Moody’s dénonce l’opacité du système financier dans son ensemble
L’incertitude sur les niveaux de risques financiers va s’exacerber avec le temps, estime Moody’s dans un rapport publié aujourd’hui. L’agence de notation explique en effet qu’il est devenu extrêmement délicat de déterminer les risques dans un environnement marqué par la complexité du système financier global et par le manque d’informations disponibles sur les acteurs financiers.

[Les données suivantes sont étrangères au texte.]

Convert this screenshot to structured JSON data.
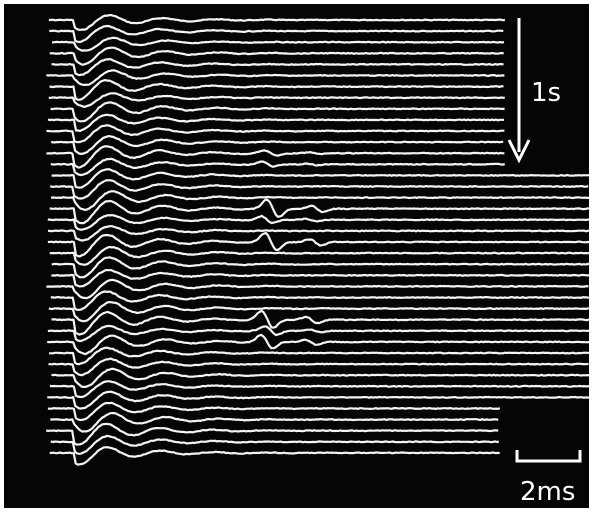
{
  "scale_bars": {
    "vertical": "1s",
    "horizontal": "2ms"
  }
}
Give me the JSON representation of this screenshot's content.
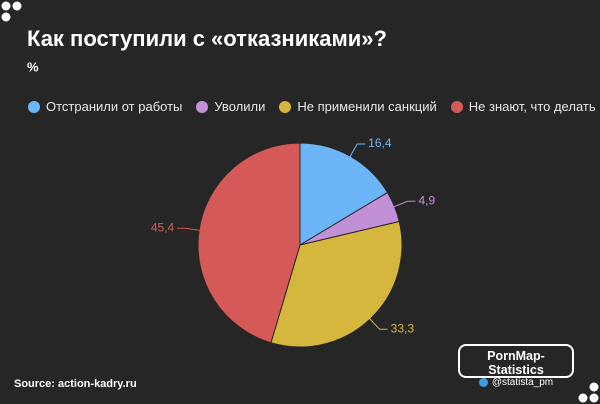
{
  "chart_data": {
    "type": "pie",
    "title": "Как поступили с «отказниками»?",
    "subtitle": "%",
    "categories": [
      "Отстранили от работы",
      "Уволили",
      "Не применили санкций",
      "Не знают, что делать"
    ],
    "values": [
      16.4,
      4.9,
      33.3,
      45.4
    ],
    "value_labels": [
      "16,4",
      "4,9",
      "33,3",
      "45,4"
    ],
    "colors": [
      "#6cb6f7",
      "#c190d6",
      "#d6b73d",
      "#d55a57"
    ],
    "source": "Source: action-kadry.ru"
  },
  "watermark": {
    "title": "PornMap-Statistics",
    "handle": "@statista_pm"
  }
}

Une des principales raisons de ce manque d’information sur l’étendue des risques et sa localisation provient de l’innovation financière et de la grande complexité qui l’a accompagné. Pour Pierre Cailleteau, auteur du rapport, «l’innovation financière alliée à une opacité et un fort endettement génère généralement des situations explosives.» «Le souci est que, dans cet environnement marqué par une extrême complexité dans un système financier interdépendant, il est devenu difficile de savoir quel est le niveau d’information adéquate pour établir des standards raisonnables pour la gestion des risques.»
De ce fait, les problèmes auxquels doivent faire face les marchés financiers, déjà marqués par les importantes pertes dues aux produits structurés adossés aux crédits immobiliers à risque aux Etats-Unis, sont exacerbés à cause justement de l’incertitude existant au sein des des institutions financières à propos du niveau de risque supporté par les investisseurs. Ainsi, après avoir été l’objet de nombreuses critiques, Moody’s rétorque que «le travail des agences de notations perçues comme un moyen d’élever le niveau d’information disponible est altéré du fait que les différentes parties, originateurs, prêteurs et intermédiaires financiers, ne militent pas pour plus de transparence.»
En outre, l’agence de notation pointe le rôle des régulateurs et législateurs qui ont toléré ce système comme un moyen de maximiser les risques. La conséquence immédiate de ce système financier complexe est qu’à intervalle régulier, des crises se succèderont. En contrepartie de cette difficulté accrue à évaluer les risques, les contreparties et les régulateurs devraient probablement demander davantage de protection face à ces risques.
Ainsi, pour l’agence de notation, «une des conséquences directe la crise actuelle des crédits à risque aux Etats-Unis est que les banques pourraient dans un avenir proche devoir renforcer le montant de leurs réserves obligatoires.»